В последние годы жизни Толкиена постигло глубокое разочарование, и причиной тому послужило очередное нововведение: богослужения стали проводить на так называемом народно–разговорном языке. Толкиен переживал безмерно, слушая литургию на английском, а не на латыни, которую он знал и любил с детства. И в этой связи Карпентер пришел вот к какому выводу:
«Причащение доставляло ему огромную радость и удовлетворение, как ничто другое. Религия значила для него многое, очень многое — она занимала важное место в его жизни».
Карпентер усматривает в ревностном отношении Толкиена к религии причины чисто психологические, однако ему и в голову не приходит, что в основе умонастроений нашего героя кроются причины духовные, поскольку мы его теперь знаем как самого настоящего, закоренелого реакционера.
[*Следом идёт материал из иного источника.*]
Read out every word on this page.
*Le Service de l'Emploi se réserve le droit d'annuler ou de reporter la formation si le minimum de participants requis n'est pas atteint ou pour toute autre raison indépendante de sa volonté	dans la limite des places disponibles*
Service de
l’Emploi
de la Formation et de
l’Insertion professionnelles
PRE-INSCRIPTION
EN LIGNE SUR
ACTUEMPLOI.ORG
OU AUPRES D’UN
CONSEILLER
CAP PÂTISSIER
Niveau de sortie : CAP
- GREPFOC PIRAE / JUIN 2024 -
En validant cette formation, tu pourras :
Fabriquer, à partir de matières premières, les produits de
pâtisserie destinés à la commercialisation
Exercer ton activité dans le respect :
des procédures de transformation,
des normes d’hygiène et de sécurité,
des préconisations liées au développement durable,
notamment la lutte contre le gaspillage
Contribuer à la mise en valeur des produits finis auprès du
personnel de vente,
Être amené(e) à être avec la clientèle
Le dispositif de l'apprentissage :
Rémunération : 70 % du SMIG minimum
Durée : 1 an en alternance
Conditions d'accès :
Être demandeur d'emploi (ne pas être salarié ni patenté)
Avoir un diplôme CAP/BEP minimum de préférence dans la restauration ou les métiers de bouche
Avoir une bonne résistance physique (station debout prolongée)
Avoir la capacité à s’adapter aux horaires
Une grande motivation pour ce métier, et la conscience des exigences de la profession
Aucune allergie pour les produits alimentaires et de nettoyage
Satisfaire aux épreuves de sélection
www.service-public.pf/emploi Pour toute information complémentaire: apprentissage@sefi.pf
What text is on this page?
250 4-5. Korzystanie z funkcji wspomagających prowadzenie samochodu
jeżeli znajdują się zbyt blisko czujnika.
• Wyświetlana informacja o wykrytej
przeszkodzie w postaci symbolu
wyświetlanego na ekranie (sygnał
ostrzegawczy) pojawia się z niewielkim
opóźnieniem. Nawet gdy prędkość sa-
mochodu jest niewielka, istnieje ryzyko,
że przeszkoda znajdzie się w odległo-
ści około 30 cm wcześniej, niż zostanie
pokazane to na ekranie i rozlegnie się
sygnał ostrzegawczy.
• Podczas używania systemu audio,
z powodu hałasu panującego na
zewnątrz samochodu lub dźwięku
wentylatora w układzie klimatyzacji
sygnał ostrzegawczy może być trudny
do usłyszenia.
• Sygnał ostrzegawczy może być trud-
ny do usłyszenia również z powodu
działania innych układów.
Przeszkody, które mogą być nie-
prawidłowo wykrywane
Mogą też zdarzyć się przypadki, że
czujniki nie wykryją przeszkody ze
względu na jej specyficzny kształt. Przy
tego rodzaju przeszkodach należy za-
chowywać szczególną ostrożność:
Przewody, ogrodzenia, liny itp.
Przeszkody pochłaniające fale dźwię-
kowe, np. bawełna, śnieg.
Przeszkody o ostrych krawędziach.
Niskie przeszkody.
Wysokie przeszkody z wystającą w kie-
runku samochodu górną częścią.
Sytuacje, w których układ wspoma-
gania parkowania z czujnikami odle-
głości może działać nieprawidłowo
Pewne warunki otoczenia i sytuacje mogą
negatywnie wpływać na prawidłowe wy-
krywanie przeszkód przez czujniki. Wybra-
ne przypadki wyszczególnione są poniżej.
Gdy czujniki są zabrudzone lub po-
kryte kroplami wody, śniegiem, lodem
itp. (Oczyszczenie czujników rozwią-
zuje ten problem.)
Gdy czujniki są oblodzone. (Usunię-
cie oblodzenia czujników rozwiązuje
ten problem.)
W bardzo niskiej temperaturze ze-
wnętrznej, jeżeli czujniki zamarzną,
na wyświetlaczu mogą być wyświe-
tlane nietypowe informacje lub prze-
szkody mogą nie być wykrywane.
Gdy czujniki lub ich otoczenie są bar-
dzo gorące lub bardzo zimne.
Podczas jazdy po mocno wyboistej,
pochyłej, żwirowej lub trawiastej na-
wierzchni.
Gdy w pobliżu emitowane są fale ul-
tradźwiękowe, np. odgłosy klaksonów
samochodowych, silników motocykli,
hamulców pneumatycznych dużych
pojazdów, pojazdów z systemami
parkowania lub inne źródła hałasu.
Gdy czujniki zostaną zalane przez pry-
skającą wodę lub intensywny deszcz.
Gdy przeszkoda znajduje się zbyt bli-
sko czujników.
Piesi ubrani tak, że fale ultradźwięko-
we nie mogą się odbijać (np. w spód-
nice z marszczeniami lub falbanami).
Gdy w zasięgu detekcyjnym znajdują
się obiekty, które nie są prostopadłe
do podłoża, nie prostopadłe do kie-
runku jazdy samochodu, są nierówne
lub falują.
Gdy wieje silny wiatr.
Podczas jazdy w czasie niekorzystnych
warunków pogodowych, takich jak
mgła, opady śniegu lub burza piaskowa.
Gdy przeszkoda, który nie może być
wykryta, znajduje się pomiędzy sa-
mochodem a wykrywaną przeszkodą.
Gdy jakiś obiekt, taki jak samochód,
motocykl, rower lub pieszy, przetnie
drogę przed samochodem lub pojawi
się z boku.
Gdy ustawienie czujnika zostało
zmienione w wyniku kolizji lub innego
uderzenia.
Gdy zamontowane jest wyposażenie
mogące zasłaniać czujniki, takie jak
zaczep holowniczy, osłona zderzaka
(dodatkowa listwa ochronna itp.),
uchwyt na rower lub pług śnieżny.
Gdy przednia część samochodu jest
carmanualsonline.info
Итак, Карпентер пишет:
«После смерти матери он все видел в черном свете, вернее, начал испытывать самые противоречивые ощущения. Когда не стало матери, он уже не чувствовал себя в безопасности, а его природная жизнерадостность уступила место глубочайшей неуверенности в себе… — вот вам первое противоречие. В дурном расположении духа он терял веру в себя и окружающих».
Не исключено, что причины скрытой меланхолии Толкиена (как тут не вспомнить «Меланхолию» Дюрера(24) и подобные сюжеты мастеров Возрождения) крылись как раз в его религиозности.
С другой стороны, однажды, во время круиза по Средиземному морю, Толкиен вдруг понял, что попал в самый центр христианства или, по крайней мере, в истинный храм Христов. Плавая по каналам Венеции, он ощутил, что как будто избавился от «проклятого наваждения» — в образе вездесущего двигателя внутреннего сгорания, — грозящего погубить мир».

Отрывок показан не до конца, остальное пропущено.